The Attempt at a Solution

let L = lamba = eigenvalue

I did this:
det(A - LI) = L² - Lk - L + kultiply it out? det(A- LI)= (1-L)(k- L)= 0 so the eigenvalues are L= 1 and L= k.

so then it sort of looks like a quadratic so I did this:
L² - Lk - L + k = 0
L² - L(k+1) + k = 0
an+d used the quadratic equation
x = (-b +- sqrt(b²-4ac)) / 2a
so then I got stuck at this point:

((k+1) +- (k-1)) / 2

k+1+ (k-1)= 2k. k+1- (k-1)= 2.

and this is where I got really really stuck. I'm not sure how or what to conclude about matrix A being diagonalizable for all real values of k.


or can I skip the quadratic equation method and just do this instead?

(1-L)(k-L) = 0
then
L = 1 and L = k
so then matrix A is diagonalizable for any real number k except 0?

Yes, you are allowed to do it the obvious way!

No, under what conditions is a matrix diagonalizable?

 

[D H]

A = [ 1 1 ]
[ 0 k ]

The Attempt at a Solution

let L = lamba = eigenvalue

I did this:
det(A - LI) = L² - Lk - L + k

Why did you do that? To get to that expression you had to expand (1-L)*(k-L)=0. There is no need to use the quadratic form when you already have a factorization. You can instead directly read the solutions L from (1-L)*(k-L)=0.

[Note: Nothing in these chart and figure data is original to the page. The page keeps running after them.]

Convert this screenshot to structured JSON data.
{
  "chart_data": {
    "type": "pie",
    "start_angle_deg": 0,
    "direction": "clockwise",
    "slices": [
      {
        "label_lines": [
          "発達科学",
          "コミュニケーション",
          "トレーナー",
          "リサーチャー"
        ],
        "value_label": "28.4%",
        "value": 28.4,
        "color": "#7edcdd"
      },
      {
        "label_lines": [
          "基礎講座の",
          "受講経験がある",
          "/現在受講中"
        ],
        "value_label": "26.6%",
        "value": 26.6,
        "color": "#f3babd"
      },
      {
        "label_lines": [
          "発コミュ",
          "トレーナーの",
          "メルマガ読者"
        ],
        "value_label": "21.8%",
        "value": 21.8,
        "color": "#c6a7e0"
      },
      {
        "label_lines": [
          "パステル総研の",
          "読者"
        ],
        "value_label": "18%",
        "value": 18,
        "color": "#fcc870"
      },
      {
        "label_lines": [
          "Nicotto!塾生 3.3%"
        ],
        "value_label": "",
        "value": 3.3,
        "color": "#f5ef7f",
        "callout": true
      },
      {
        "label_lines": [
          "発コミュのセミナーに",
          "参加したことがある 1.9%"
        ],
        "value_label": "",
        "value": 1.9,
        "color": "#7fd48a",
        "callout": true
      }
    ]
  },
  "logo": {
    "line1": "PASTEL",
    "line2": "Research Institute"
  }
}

How do the eigenvalues indicate whether a matrix is diagonalizable?

 

[Hurkyl]

I'm not sure how or what to conclude about matrix A being diagonalizable for all real values of k.

The most straightforward way is to actually perform the diagonalization procedure A. Make sure you divide into cases where appropriate: for example, if you would divide by k, then you need to split the problem into two cases: one where k is nonzero, and then handle the case where k is zero separately.

In one (or more) cases, the diagonalization procedure will fail. Then you'll have your answer.


This is standard fare -- the simplest response to "when can't you do X" is to actually do X, and see what obstacles impede your progress.